The last time we saw Shane Bieber on a major league mound, he was turning T-Mobile Park into his playground in six dominant innings against the Seattle Mariners in April 2024 before his season was blown up thanks to Tommy John surgery.
After 14 months of waiting, we finally have an idea of when he’ll be back on the mound.
After making his first rehab start at the Rookie-level Arizona complex league over the weekend, Bieber will be making a rehab start with the Double-A Akron RubberDucks on Friday in a huge step toward his quest toward returning toward the Guardians.
Shane Bieber takes crucial next step in return to Guardians after Tommy John surgery
Bieber tossed 2 1/3 scoreless innings in the Arizona Complex League and allowed one single with five strikeouts, and his fastball sat around 92-94 miles per hour.
Pitchers can spend 30 days on a rehab assignment, so, if everything goes well, Bieber could make his return to the Guardians at the end of June or beginning of July.
Last year the Guardians got eight starts out of Matthew Boyd after he made his mid-season return from an elbow injury; they could get double that from Bieber this year.
He’d obviously be a huge boost to the Guardians rotation. Cleveland’s starters had a 4.84 ERA in March/April but turned things around in May (3.60 ERA).
Bieber could also add some stability to a unit that’s anything but stable right now. The good news is that Tanner Bibee, Gavin Williams and Luis Ortiz have pitched better as of late.
The bad news is that they don’t have a No. 5 starter due to Ben Lively’s injury and have also been seemingly doing everything in their power to not have Logan Allen make a start.
They recently sent Joey Cantillo down to Triple-A to stretch him out as a starter after he opened the season in the bullpen, but that only fills one of those holes.
Bieber could fill the other — so long as he’s healthy.
“We have a pretty good plan in place,” Guardians president of baseball operations Chris Antonetti said, per MLB.com’s Tim Stebbins. “But the one thing we want to make sure — especially with Tommy John — is that we're really deliberate in helping him get back to a point where, once he returns, he's able to pitch for the balance of the season without issues.
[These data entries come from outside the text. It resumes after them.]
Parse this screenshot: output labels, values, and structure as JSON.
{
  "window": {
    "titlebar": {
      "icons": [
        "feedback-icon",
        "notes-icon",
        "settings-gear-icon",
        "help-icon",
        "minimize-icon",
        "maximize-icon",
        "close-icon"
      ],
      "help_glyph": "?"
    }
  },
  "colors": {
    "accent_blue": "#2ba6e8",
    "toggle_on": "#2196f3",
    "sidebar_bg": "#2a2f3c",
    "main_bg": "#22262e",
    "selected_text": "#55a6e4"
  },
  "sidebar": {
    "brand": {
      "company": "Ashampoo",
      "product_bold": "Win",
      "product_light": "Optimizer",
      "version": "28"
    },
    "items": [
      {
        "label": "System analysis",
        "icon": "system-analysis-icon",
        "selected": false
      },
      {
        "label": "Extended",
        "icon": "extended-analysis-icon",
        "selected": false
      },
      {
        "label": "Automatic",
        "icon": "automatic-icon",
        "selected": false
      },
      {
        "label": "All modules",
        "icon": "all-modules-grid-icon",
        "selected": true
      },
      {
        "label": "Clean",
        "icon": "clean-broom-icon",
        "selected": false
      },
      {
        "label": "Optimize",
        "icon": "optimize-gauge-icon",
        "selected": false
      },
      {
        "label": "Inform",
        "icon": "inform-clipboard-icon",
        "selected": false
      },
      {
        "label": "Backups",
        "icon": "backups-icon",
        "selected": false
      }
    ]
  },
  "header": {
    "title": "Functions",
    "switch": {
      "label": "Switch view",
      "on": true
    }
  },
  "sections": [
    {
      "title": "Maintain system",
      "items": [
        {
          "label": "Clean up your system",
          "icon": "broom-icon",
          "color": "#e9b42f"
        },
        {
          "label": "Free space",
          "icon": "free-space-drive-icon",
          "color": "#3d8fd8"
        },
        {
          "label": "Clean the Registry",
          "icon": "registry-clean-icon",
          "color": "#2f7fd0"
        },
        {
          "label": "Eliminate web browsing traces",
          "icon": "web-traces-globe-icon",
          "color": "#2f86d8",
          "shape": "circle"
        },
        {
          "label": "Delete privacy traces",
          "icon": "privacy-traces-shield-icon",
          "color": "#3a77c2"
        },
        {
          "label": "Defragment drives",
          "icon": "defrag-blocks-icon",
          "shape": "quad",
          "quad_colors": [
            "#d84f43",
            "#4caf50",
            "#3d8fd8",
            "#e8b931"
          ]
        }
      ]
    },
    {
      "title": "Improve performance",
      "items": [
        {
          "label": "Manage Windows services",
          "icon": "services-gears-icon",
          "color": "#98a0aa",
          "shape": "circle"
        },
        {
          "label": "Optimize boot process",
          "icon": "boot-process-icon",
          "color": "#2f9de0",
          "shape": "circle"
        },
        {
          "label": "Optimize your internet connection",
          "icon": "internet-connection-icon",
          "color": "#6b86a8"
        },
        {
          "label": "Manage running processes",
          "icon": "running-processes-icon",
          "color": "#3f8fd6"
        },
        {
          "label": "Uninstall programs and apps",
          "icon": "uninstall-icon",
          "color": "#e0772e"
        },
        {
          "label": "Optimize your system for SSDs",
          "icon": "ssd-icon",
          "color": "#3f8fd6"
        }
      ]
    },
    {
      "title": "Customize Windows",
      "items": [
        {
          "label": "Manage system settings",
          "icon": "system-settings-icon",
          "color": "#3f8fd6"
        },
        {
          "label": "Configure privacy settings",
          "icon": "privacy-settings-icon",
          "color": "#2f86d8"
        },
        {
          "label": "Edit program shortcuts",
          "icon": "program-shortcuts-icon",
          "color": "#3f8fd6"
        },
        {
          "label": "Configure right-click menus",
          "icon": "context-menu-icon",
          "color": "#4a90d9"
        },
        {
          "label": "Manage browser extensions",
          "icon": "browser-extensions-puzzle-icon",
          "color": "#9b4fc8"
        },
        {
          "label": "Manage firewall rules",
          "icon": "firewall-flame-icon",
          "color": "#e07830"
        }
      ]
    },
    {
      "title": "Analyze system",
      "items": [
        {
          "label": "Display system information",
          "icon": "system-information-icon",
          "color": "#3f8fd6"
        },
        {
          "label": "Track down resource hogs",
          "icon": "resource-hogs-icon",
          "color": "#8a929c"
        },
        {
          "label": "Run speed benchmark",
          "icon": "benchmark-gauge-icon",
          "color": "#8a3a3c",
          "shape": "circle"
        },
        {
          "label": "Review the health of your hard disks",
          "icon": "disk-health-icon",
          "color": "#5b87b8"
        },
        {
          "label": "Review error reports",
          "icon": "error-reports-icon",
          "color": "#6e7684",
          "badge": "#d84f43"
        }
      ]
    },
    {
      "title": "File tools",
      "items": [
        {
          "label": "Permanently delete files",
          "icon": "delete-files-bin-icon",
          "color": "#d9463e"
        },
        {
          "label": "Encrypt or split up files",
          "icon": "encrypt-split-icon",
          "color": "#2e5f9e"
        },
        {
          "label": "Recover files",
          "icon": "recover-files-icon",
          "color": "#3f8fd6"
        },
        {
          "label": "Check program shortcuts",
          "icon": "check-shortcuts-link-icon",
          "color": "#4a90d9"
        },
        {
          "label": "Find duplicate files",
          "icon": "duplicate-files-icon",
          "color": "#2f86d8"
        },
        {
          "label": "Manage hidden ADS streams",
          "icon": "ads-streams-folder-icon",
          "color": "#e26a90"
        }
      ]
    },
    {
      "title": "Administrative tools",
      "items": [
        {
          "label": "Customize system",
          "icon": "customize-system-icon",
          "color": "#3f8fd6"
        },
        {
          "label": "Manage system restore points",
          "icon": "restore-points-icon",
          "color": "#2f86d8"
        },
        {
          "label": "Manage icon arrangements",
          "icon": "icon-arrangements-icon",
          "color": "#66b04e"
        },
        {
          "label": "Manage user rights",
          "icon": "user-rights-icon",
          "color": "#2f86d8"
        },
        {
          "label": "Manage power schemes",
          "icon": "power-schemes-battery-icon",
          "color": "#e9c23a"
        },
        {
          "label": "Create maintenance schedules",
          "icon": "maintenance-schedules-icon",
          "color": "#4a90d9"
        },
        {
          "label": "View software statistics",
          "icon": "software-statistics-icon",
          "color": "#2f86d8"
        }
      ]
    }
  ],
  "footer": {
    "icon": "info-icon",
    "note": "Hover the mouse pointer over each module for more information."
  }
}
So we'll try to be thoughtful with that, continue to lean on our medical group for their guidance on what that looks like.”
It feels like it’s been forever since we got to see Bieber at his best.
While he opened the year with 12 scoreless innings last year, he did it on the west coast when most of the fanbase was sleeping.
He was great in 2022 (2.88 ERA in 200 innings), but posted a pedestrian (by his standards) 3.80 ERA in 1222 innings in 2023.
The other part of that equation was his contract situation. Bieber entered last year as an impending free agent and seemed like a lock to get traded in July.
But now he’s back in Cleveland on a $10 million deal for this year that includes a $16 million player option for next year along with a $4 million buyout.
Getting Bieber back would be a win for the Guardians regardless of how “ace-like” he is right when he gets back.
From the moment that he won his Cy Young in the shortened 2020 season, he’s had to pitch around injuries, contract talks and trade rumors.
This will be the first year since where the main storylines around Bieber will be about his pitching as opposed to how every start impacts his trade value or his future.
The Guardians will be better for it.